When does python choose to intern a string [duplicate]
>>> s1 = "spam"
>>> s2 = "spam"
>>> s1 is s2
True
>>> q = 'asdalksdjfla;ksdjf;laksdjfals;kdfjasl;fjasdf'
>>> r = 'asdalksdjfla;ksdjf;laksdjfals;kdfjasl;fjasdf'
>>> q is r
False
How many characters should have to s1 is s2
give False
? Where is limit? I.e., I am asking how long a string has to be before python starts making separate copies of it.
String interning is implementation specific and shouldn't be relied upon, use equality testing if you want to check two strings are identical.
If you want, for some bizarre reason, to force the comparison to be true then use the intern function:
>>> a = intern('12345678012345678901234567890qazwsxedcrfvtgbyhnujmikolp') >>> b = intern('12345678012345678901234567890qazwsxedcrfvtgbyhnujmikolp') >>> a is b True
Here is a piece of comment about interned string from CPython 2.5.0 source file (stringobject.h)

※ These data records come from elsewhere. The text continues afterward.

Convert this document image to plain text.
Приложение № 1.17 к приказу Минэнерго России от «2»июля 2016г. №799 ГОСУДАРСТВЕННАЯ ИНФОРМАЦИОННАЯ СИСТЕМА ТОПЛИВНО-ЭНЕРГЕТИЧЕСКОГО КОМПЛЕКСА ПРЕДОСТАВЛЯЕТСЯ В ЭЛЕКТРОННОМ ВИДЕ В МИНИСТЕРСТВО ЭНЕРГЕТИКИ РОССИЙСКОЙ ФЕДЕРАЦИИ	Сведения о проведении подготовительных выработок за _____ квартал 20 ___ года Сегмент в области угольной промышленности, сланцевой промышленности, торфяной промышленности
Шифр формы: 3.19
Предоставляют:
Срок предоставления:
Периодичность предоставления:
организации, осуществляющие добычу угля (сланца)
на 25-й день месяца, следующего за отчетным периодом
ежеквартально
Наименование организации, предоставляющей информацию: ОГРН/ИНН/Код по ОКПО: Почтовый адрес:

/* ... ... This is generally restricted to strings that **"look like" Python identifiers**, although the intern() builtin can be used to force interning of any string ... ... */
Accordingly, strings contain only underscores, digits or alphabets will be interned. In your example, q
and ``r contain ;
, so they will not be interned.